Bengie, in his Tour in Shetland (1870), after remarking on their sure-footedness and hardiness of constitutions, suggests that the sagacity, spirit and activity for which they are remarkable may be due to the freedom of the life they live on the hills. “They are sprightly and active as terriers, sure-footed as mules and patient as donkeys.” They stand, he adds, at the head of the horse tribe as the most intelligent and faithful of them all; and he compares the intelligence of the Sheltie with that of the Iceland pony much to the advantage of the former. “Shorter in the leg than any other kind,” says Mr. Robert Brydon, of Seaham Harbour, “they are at the same time wider in the body and shorter in the back, with larger bones, thighs and arms; and therefore are comparatively stronger and able to do with ease as much work as average ponies of other breeds a hand higher.” The Shetland Stud Book Society will register no pony whose height exceeds 10 hands 2 inches, and the average height may be taken as 10 hands: many do not exceed 9 hands, and a lady who wrote an account of a visit to Shetland in 1840 speaks of one reared by Mr. William Hay, of Hayfield, which was only 26 inches, or 6 hands 2 inches high! It is however, unusual to find a pony measuring less than 8 hands at the shoulder, and we may perhaps doubt whether the 26-inch specimen was full-grown.

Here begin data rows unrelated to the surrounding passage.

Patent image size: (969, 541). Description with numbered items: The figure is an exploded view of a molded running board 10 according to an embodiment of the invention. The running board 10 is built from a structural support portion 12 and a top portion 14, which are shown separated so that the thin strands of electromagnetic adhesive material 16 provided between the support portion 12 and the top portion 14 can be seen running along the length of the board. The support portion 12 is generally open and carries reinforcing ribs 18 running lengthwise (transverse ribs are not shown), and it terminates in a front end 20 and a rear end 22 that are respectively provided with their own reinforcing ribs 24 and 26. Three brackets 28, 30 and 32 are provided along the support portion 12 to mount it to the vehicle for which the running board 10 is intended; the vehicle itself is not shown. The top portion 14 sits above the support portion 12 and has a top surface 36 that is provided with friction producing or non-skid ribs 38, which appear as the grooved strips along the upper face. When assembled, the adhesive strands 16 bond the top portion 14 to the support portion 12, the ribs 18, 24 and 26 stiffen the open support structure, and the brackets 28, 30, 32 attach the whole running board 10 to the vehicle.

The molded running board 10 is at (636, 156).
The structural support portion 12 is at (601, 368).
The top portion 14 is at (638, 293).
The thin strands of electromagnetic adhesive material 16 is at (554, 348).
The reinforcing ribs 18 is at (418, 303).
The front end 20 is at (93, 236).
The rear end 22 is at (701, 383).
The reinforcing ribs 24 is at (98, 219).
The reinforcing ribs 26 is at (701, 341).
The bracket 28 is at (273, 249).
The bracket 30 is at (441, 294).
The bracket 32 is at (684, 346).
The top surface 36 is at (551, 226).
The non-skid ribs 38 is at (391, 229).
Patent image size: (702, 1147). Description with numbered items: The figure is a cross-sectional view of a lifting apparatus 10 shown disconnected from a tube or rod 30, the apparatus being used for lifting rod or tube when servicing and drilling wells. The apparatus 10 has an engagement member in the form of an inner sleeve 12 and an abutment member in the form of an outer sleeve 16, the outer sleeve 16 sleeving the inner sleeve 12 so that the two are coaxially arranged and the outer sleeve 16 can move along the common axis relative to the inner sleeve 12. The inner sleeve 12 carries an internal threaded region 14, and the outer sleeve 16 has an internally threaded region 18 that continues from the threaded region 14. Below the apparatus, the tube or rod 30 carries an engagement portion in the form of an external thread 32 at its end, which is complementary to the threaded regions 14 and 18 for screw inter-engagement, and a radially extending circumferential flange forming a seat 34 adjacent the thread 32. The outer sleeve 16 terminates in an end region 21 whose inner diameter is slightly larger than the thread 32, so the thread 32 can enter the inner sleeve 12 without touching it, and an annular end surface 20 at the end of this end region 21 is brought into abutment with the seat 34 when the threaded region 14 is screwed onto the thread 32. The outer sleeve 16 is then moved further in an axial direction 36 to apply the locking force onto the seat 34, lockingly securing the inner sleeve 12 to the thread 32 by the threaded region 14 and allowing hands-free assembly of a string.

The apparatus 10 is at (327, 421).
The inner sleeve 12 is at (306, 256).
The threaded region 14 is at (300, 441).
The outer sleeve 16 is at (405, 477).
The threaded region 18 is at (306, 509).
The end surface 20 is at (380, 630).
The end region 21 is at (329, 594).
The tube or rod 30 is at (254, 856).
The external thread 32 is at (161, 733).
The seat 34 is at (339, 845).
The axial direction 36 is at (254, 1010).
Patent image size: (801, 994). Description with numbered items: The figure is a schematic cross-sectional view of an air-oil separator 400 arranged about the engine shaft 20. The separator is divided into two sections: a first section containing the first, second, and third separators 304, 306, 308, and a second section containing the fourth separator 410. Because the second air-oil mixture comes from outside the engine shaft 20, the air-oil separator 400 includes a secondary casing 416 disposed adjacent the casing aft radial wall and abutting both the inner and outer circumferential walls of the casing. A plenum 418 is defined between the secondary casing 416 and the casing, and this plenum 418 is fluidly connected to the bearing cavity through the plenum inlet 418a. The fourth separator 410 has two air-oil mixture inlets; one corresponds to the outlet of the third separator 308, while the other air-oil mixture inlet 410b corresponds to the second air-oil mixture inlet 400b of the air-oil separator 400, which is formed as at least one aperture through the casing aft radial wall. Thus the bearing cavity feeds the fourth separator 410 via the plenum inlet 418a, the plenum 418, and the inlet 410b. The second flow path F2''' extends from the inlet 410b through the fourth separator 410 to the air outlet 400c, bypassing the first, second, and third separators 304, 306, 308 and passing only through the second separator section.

In colour the Shetlander varies: bays, browns and dullish blacks are most common: sometimes these hues are relieved by white markings and occasionally white specimens occur: piebalds are rare. The coat in winter is long, close and shaggy, fit protection against the inclemency of the weather the pony endures without cover or shelter: in spring the heavy winter coat is shed, and in the summer months the hair is short and sleek.
In former times it was customary to hobble the ponies; but this practice, which must have done much to spoil their naturally good action, has been abandoned for many years.
It is now usual to give the ponies a ration of hay in the winter months when the vegetation is covered deep with snow, and thus the losses by starvation, which formerly were heavy in severe winters, are obviated. Otherwise the Sheltie’s conditions of life to-day differ little from those that prevailed three centuries ago. Mr. Meiklejohn, of Bressay, states that in April, generally, the crofters turn their ponies out upon the common pasture lands, and leave them to their own devices. On common pastures where there are no stallions the mares are caught for service and tethered until the foal is born and can follow freely, when mother and child are turned out again.